The packed variable is stored (usually) as type NC_SHORT
with the two attributes required to unpack the variable,
scale_factor
and add_offset
, stored at the original
(unpacked) precision of the variable
1.
Let min and max be the minimum and maximum values
of x.
scale_factor = (max-min)/ndrv
where ndrv is the number of discrete representable values for given type of packed variable. The theoretical maximum value for ndrv is two raised to the number of bits used to store the packed variable. Thus if the variable is packed into type
NC_SHORT
, a two-byte
datatype, then there are at most 2^16 = 65536 distinct values
representible.
In practice, the number of discretely representible values is taken
to be two less than the theoretical maximum.
This leaves space for a missing value and solves potential problems with
rounding that may occur during the unpacking of the variable.
Thus for NC_SHORT
, ndrv = 65536 - 2 = 65534.
Less often, the variable may be packed into type NC_CHAR
,
where ndrv = 256 - 2 = 254, or type NC_INT
where
where ndrv = 4294967295 - 2 = 4294967293.
One useful feature of (lossy) netCDF packing algorithm is that
additional, loss-less packing algorithms perform well on top of it.
Unpacking
The unpacking algorithm depends on the presence of two attributes,
scale_factor
and add_offset
.
If scale_factor
is present for a variable, the data are
multiplied by the value scale_factor after the data are read.
If add_offset
is present for a variable, then the
add_offset value is added to the data after the data are read.
If both scale_factor
and add_offset
attributes are
present, the data are first scaled by scale_factor before the
offset add_offset is added.
upk = scale_factor*pck + add_offset = (max-min)*pck/ndrv + 0.5*(min+max)
When
scale_factor
and add_offset
are used for packing, the
associated variable (containing the packed data) is typically of type
byte
or short
, whereas the unpacked values are intended to
be of type int
, float
, or double
.
An attribute's scale_factor
and add_offset
and
_FillValue
, if any, should all be of the type intended for the
unpacked data, i.e., int
, float
or double
.
All NCO arithmetic operators understand packed data. The operators automatically unpack any packed variable in the input file which will be arithmetically processed. For example, ncra unpacks all record variables, and ncwa unpacks all variable which contain a dimension to be averaged. These variables are stored unpacked in the output file.

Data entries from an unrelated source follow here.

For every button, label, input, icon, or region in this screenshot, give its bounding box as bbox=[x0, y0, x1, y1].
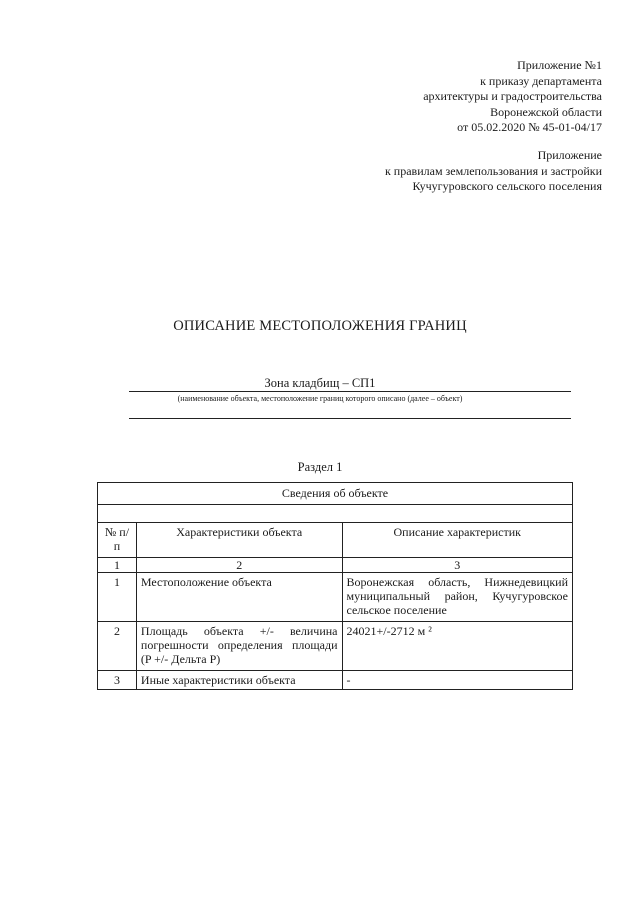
table-row bbox=[98, 573, 573, 622]
row-description: Воронежская область, Нижнедевицкий муниципальный район, Кучугуровское сельское поселение bbox=[342, 573, 573, 622]
column-number: 2 bbox=[136, 558, 342, 573]
row-description: - bbox=[342, 671, 573, 690]
header-line: Приложение №1 bbox=[517, 58, 602, 72]
table-caption: Сведения об объекте bbox=[98, 483, 573, 505]
row-characteristic: Местоположение объекта bbox=[136, 573, 342, 622]
row-characteristic: Иные характеристики объекта bbox=[136, 671, 342, 690]
header-characteristic: Характеристики объекта bbox=[136, 523, 342, 558]
table-caption-row bbox=[98, 483, 573, 505]
row-num: 1 bbox=[98, 573, 137, 622]
header-line: Воронежской области bbox=[490, 104, 602, 119]
column-number: 1 bbox=[98, 558, 137, 573]
object-caption: (наименование объекта, местоположение границ которого описано (далее – объект) bbox=[177, 394, 463, 403]
column-number: 3 bbox=[342, 558, 573, 573]
column-numbers-row bbox=[98, 558, 573, 573]
document-title: ОПИСАНИЕ МЕСТОПОЛОЖЕНИЯ ГРАНИЦ bbox=[173, 318, 467, 334]
header-line: Приложение bbox=[537, 148, 602, 162]
header-line: к правилам землепользования и застройки bbox=[384, 163, 602, 178]
separator-line bbox=[129, 418, 571, 419]
table-spacer bbox=[98, 505, 573, 523]
row-description: 24021+/-2712 м ² bbox=[342, 622, 573, 671]
row-num: 3 bbox=[98, 671, 137, 690]
header-description: Описание характеристик bbox=[342, 523, 573, 558]
header-line: Кучугуровского сельского поселения bbox=[412, 179, 602, 193]
table-row bbox=[98, 622, 573, 671]
header-line: архитектуры и градостроительства bbox=[423, 89, 602, 103]
order-appendix-header bbox=[423, 58, 602, 136]
table-row bbox=[98, 671, 573, 690]
object-info-table bbox=[97, 482, 573, 690]
rules-appendix-header bbox=[385, 148, 602, 195]
object-name: Зона кладбищ – СП1 bbox=[264, 376, 376, 390]
header-line: к приказу департамента bbox=[480, 73, 602, 88]
header-num: № п/п bbox=[98, 523, 137, 558]
object-underline bbox=[129, 391, 571, 392]
row-characteristic: Площадь объекта +/- величина погрешности определения площади (P +/- Дельта P) bbox=[136, 622, 342, 671]
row-num: 2 bbox=[98, 622, 137, 671]
section-title: Раздел 1 bbox=[297, 460, 343, 474]
table-spacer-row bbox=[98, 505, 573, 523]
table-header-row bbox=[98, 523, 573, 558]
header-line: от 05.02.2020 № 45-01-04/17 bbox=[457, 120, 602, 134]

On the other hand, arithmetic operators do not unpack non-processed variables. For example, ncra leaves all non-record variables packed, and ncwa leaves packed all variables lacking an averaged dimension. These variables (called fixed variables) are passed unaltered from the input to the output file. Hence fixed variables which are packed in input files remain packed in output files. Completely packing and unpacking files is easily accomplished with ncpdq (see ncpdq netCDF Permute Dimensions Quickly). Packing and unpacking individual variables may be done with ncpdq and the ncap2 pack() and unpack() functions (see Methods and functions).
[1] Although not a part of the standard, NCO enforces
the policy that the _FillValue
attribute, if any, of a packed
variable is also stored at the original precision.